Menurutnya, kesejahteraan petani saat ini semakin terjamin ketika Bulog menetapkan harga beli gabah di angka Rp6.500 per kilogram. Dengan demikian, petani memiliki peluang menjual hasil panennya di atas Rp7.000 per kilogram. Apabila petani mengalami kesulitan menjual kepada pihak swasta, Bulog siap membeli gabah sesuai dengan harga ketetapan yang berlaku.

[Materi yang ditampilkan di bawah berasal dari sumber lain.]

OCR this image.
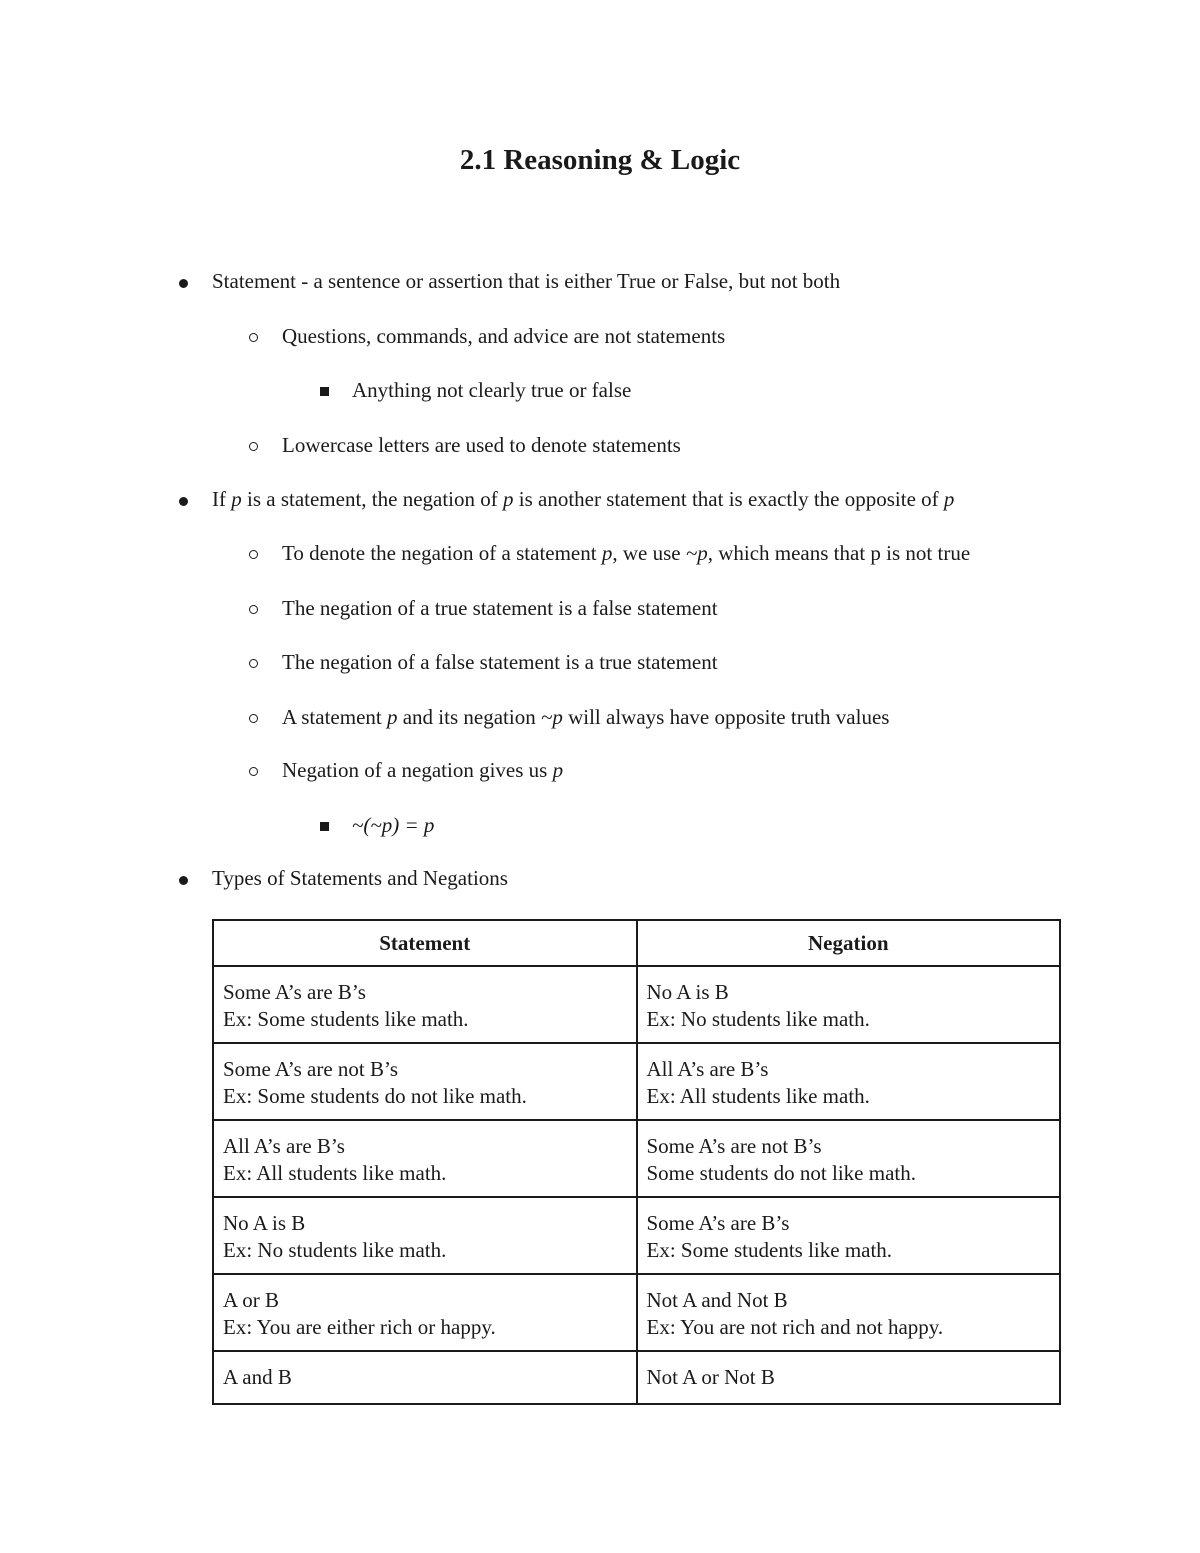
2.1 Reasoning & Logic
Statement - a sentence or assertion that is either True or False, but not both
Questions, commands, and advice are not statements
Anything not clearly true or false
Lowercase letters are used to denote statements
If p is a statement, the negation of p is another statement that is exactly the opposite of p
To denote the negation of a statement p, we use ~p, which means that p is not true
The negation of a true statement is a false statement
The negation of a false statement is a true statement
A statement p and its negation ~p will always have opposite truth values
Negation of a negation gives us p
~(~p) = p
Types of Statements and Negations
Statement	Negation

Some A’s are B’s
Ex: Some students like math.	No A is B
Ex: No students like math.

Some A’s are not B’s
Ex: Some students do not like math.	All A’s are B’s
Ex: All students like math.

All A’s are B’s
Ex: All students like math.	Some A’s are not B’s
Some students do not like math.

No A is B
Ex: No students like math.	Some A’s are B’s
Ex: Some students like math.

A or B
Ex: You are either rich or happy.	Not A and Not B
Ex: You are not rich and not happy.

A and B	Not A or Not B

“KAHMI dan HMI harus mampu mengambil bagian dalam mewujudkan ketahanan pangan, tetapi tetap sesuai dengan standar operasional prosedur (SOP) yang ada,” tegas Fatah Yasin.
Pernyataan tersebut mendapat apresiasi tinggi dari peserta forum. Bahkan, standing applause diberikan kepada Fatah Yasin di akhir penyampaian materinya. Acara kemudian ditutup dengan sesi foto bersama seluruh peserta sebagai penanda semangat kolaborasi antara KAHMI, HMI, dan Bulog dalam menjaga kedaulatan pangan nasional.